Our own Q2 GDP (in case anyone still cares about FACTS) came in up 1.3%, 30% HIGHER than the last estimate. Prices were up 3.3%, which is down from 4% in Q1, personal consumption was up 0.7% and exports were up 3.6% - ahead of imports up just 1.4% as oil calmed down. "Only" 391,000 people lost jobs last week, down about 10% from last week and continuing claims trended down as well. Our Corporate Masters made 3.1% more profits in Q2 this year than last year and that's up 210% from Q1's pace. Financial profits were a drag, down 11.5% but non-financial profits were up 8.4%.
While the obvious conclusion here is simply DON'T INVEST IN FINANCIALS - XLF is actually down 20% from last year's Q3 but after Q3 the earnings were good enough to pop the financials to $17 through Q2 this year so I suppose, if you think the financials will never make money again rather than that maybe, just maybe, it's a cyclical business and always has been - then you can not invest.

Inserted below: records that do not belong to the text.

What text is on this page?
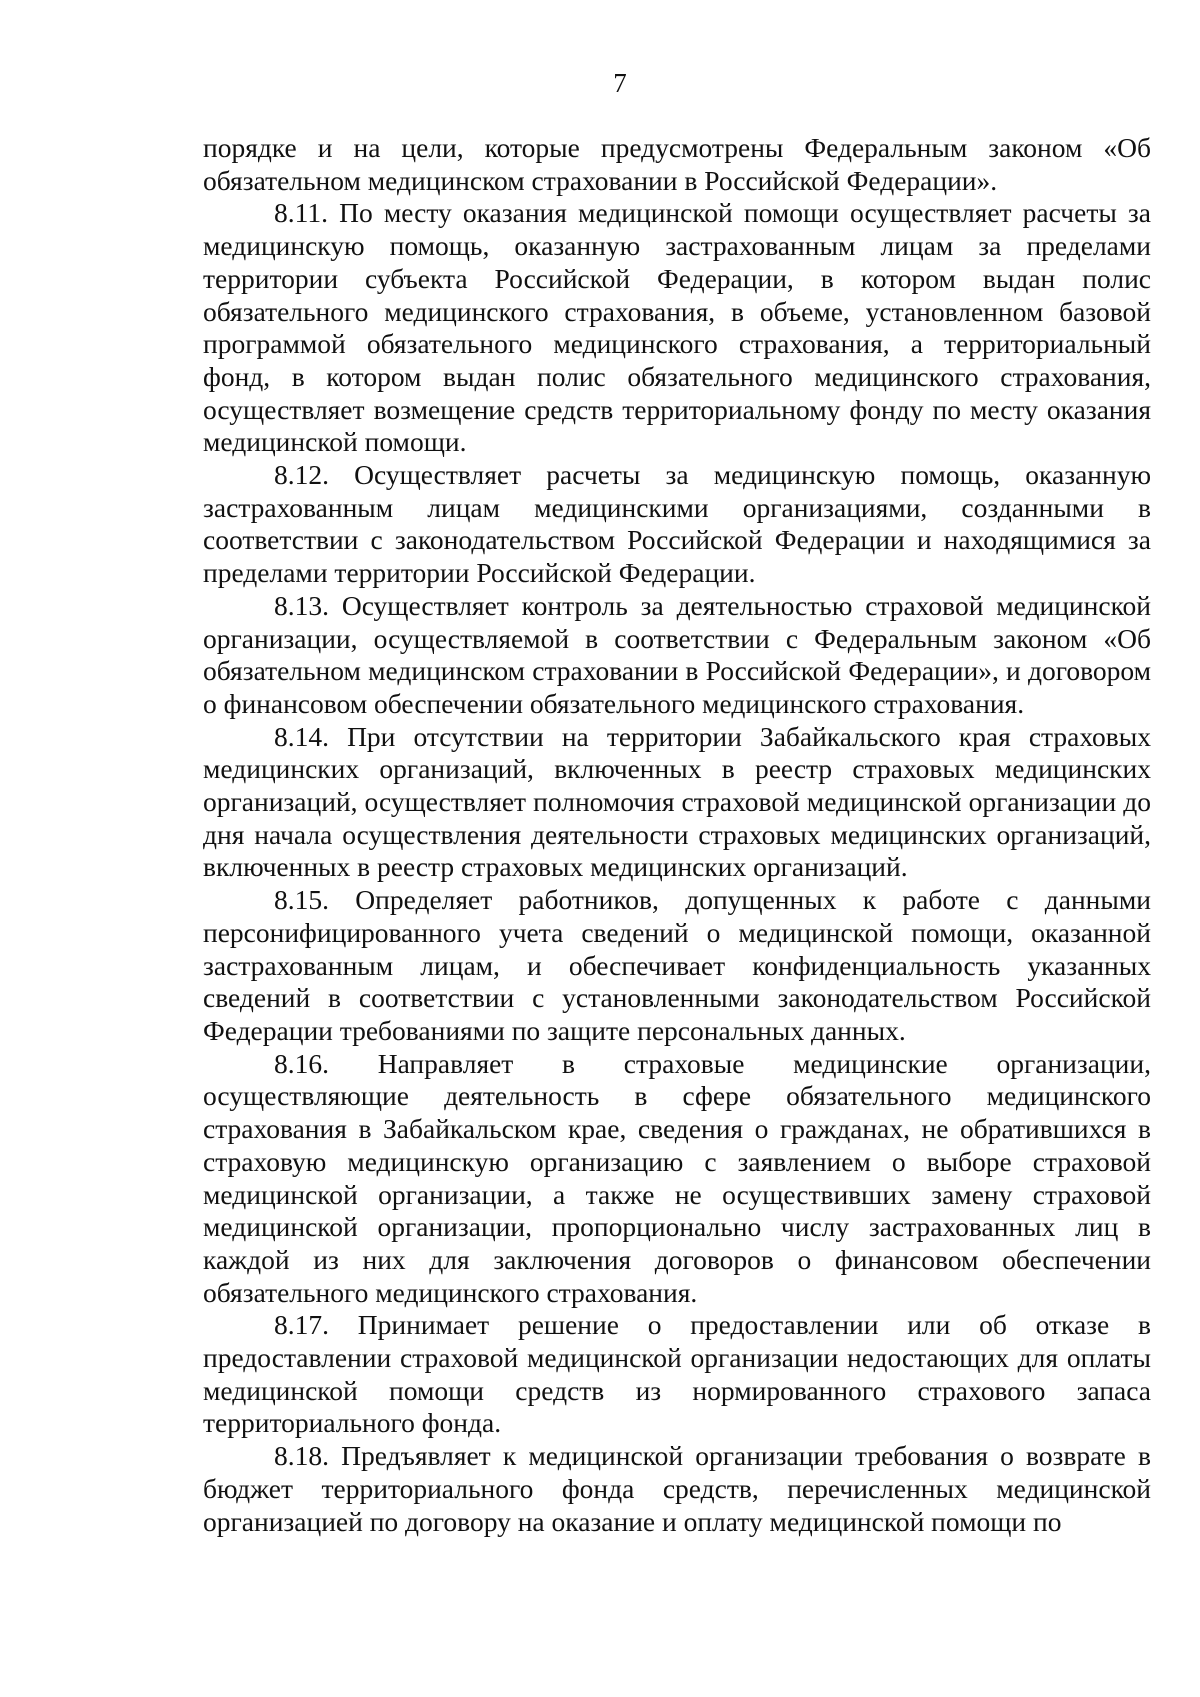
7

порядке и на цели, которые предусмотрены Федеральным законом «Об обязательном медицинском страховании в Российской Федерации».

8.11. По месту оказания медицинской помощи осуществляет расчеты за медицинскую помощь, оказанную застрахованным лицам за пределами территории субъекта Российской Федерации, в котором выдан полис обязательного медицинского страхования, в объеме, установленном базовой программой обязательного медицинского страхования, а территориальный фонд, в котором выдан полис обязательного медицинского страхования, осуществляет возмещение средств территориальному фонду по месту оказания медицинской помощи.

8.12. Осуществляет расчеты за медицинскую помощь, оказанную застрахованным лицам медицинскими организациями, созданными в соответствии с законодательством Российской Федерации и находящимися за пределами территории Российской Федерации.

8.13. Осуществляет контроль за деятельностью страховой медицинской организации, осуществляемой в соответствии с Федеральным законом «Об обязательном медицинском страховании в Российской Федерации», и договором о финансовом обеспечении обязательного медицинского страхования.

8.14. При отсутствии на территории Забайкальского края страховых медицинских организаций, включенных в реестр страховых медицинских организаций, осуществляет полномочия страховой медицинской организации до дня начала осуществления деятельности страховых медицинских организаций, включенных в реестр страховых медицинских организаций.

8.15. Определяет работников, допущенных к работе с данными персонифицированного учета сведений о медицинской помощи, оказанной застрахованным лицам, и обеспечивает конфиденциальность указанных сведений в соответствии с установленными законодательством Российской Федерации требованиями по защите персональных данных.

8.16. Направляет в страховые медицинские организации, осуществляющие деятельность в сфере обязательного медицинского страхования в Забайкальском крае, сведения о гражданах, не обратившихся в страховую медицинскую организацию с заявлением о выборе страховой медицинской организации, а также не осуществивших замену страховой медицинской организации, пропорционально числу застрахованных лиц в каждой из них для заключения договоров о финансовом обеспечении обязательного медицинского страхования.

8.17. Принимает решение о предоставлении или об отказе в предоставлении страховой медицинской организации недостающих для оплаты медицинской помощи средств из нормированного страхового запаса территориального фонда.

8.18. Предъявляет к медицинской организации требования о возврате в бюджет территориального фонда средств, перечисленных медицинской организацией по договору на оказание и оплату медицинской помощи по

If, on the other hand, you think that people will still put money in banks and that not everyone will pay cash to buy homes and cars in the future with money they pull from their mattress and if you then believe (and this is the big stretch) that bankers will be able to make a profit from facillitating these transactions - then LOGICALLY, the XLF is a very good deal at $12.
The XLF 2013 $10/11 bull call spread is .45 and you can buy 50 of those for $2,250 and you can sell 20 2013 $9 puts for $1.10 ($2,200) and that puts you into $5,000 worth of of spreads for net $50 with a 100:1 return (10,000%) if XLF manages to hold $11 or higher through Jan 18th, 2013. Your worst case on this trade is the risk of being assigned 2,000 shares of XLF at net $9.05 - 25% below the current price. Obviously, if you don't REALLY want to be long on the financials at $9.05, then don't spend $50 on this trade - we're just being a little bit greedy while others are fearful...
Again, we are not gung-ho bullish but we're not giving up yet and taking on trades that pay off UNLESS XLF falls another 10% and don't lose more than $50 of our allocation UNLESS XLF falls another 25% is not exactly throwing caution to the wind, is it?
Not only that but, as demonstrated in our short-term trading - we KNOW we can make money on a move down so, as long as we stay "Cashy and Cautious" - it doesn't make sense to stay entirely on the sidelines.
We only fear missing a rally as we may never get another chance at these lows. While it's possible that we get that 25% decline, we don't fear that either as we will simply scale in and take net entries that are 40% lower than we are now and, if the markets fall that far and never recover - we'll be a lot more concerned about stocking the shelter up with ammo than we will be about whether or not our XLF trade is performing well.
Additional disclosure: Positions as indicated but subject to change.